Савинков расслабился и вытащил руку из карманов пальто. Чернов, тенью стоявший подле него, улыбнулся. Увидев это, Азеф понял, что своим хладнокровным спокойствием он выиграл собственную жизнь.

Уже потом после их ухода, Евно начало трясти от страха и ненависти. Он схватил револьвер и выстрелил во входную дверь, потом позвонил Виссарионову, добился у него свидания на явочной квартире, требовал немедленно арестовать Савинкова и Чернова, валялся в ногах, вымаливая паспорт на чужое имя, и добился-таки, что через сутки выехал в Германию под фамилией Неймайера.

— А если бы не выехал? — жадно спросил фон Пиллад. — Ты ведь мог оправдаться? Верно?

— А черт его знает, — чисто по-российски ответил Азеф. — Вряд ли, к тому времени меня крепко зажали.

— Бурцев был опасным врагом? — поинтересовался немец.

— Он был просто занудой, — покачал головой Азеф. — Куда опаснее были мои прежние друзья. Такие, как Савинков, Гершуни, Чернов… Эти бы мне не простили! Слава Богу, что к тому времени уже не было в живых таких народовольцев, как Каляев и Желябов, эти идеалисты гнали бы меня до Антарктиды.

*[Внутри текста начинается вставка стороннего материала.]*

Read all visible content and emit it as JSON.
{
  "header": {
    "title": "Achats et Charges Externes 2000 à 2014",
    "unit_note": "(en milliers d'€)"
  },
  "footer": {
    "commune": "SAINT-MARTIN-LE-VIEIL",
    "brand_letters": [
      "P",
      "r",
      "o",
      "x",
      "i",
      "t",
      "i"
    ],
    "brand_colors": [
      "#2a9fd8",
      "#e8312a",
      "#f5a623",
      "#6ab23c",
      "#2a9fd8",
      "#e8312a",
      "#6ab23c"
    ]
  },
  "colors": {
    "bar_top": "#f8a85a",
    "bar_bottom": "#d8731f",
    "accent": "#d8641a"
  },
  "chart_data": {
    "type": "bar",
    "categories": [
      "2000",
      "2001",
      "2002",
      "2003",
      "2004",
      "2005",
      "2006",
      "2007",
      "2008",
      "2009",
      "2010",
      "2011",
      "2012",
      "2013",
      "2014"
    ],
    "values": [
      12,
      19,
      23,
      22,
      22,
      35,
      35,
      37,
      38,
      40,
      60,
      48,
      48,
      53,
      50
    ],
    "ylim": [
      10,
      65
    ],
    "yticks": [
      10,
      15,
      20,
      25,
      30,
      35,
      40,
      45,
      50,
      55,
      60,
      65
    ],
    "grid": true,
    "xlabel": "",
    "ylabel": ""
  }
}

Азеф сидел в кабинете фон Пиллада, и в зарешеченное окно был виден лагерный плац, по которому с метлами бродили тени людей. Лагерный мир был похож на площадку аэродрома, с которого никогда не взлетят «юнкерсы» и «хейнкели», но лишь потому, что бетонная полоса плаца была предназначена для взлета человеческих душ. Отсюда души уносились в вечность.

— Можно задать вопрос? — спросил Азеф.

— Пожалуйста, — фон Пиллад курил, лениво разглядывая глянцевые носки щегольских сапог. Впрочем, вид сапог не вызывал у штурмфюрера особенного восторга, фон Пиллад не привык к форме, его всегда более прельщал цивильный костюм.

— Почему вы так ненавидите евреев? — спросил Азеф.

Фон Пиллад удивился.

— Ты заблуждаешься, — сказал он. — Можно ли ненавидеть стул за то, что он неудобен? Или ненавидеть кочку, о которую ты споткнулся? Вы мешаете жить немецкому народу, ваша смерть — это просто плата за то, что вы стали помехой. Любить, Евно, равно, как и ненавидеть, можно только людей.

Азеф захлебнулся.

— Но мы тоже страдаем, любим, чувствуем боль, — тихо сказал он, исподлобья глядя на немца.

— Фюрер сказал, что все это ваши собственные проблемы, — покачал головой гестаповец. — И боюсь, что отныне вам всем придется с этим жить и умирать. Кстати, о смерти… Вы когда-нибудь наблюдали непосредственные последствия задуманных вами терактов?

— Никогда, — сказал Азеф. — Конспирация требовала, чтобы такие руководители, как я, имели бесспорное алиби где-нибудь вдали от места покушения.

— В этом была ваша ошибка, — резюмировал фон Пиллад, аккуратно притушив сигарету в пепельнице. — Нельзя стоять в стороне. Задумывающие убийство должны быть подобны врачам, вид крови не должен вызывать у них содрогания.

Фон Пиллад имел право говорить так.

Сам он давно не боялся чужой крови, это кровь боялась его.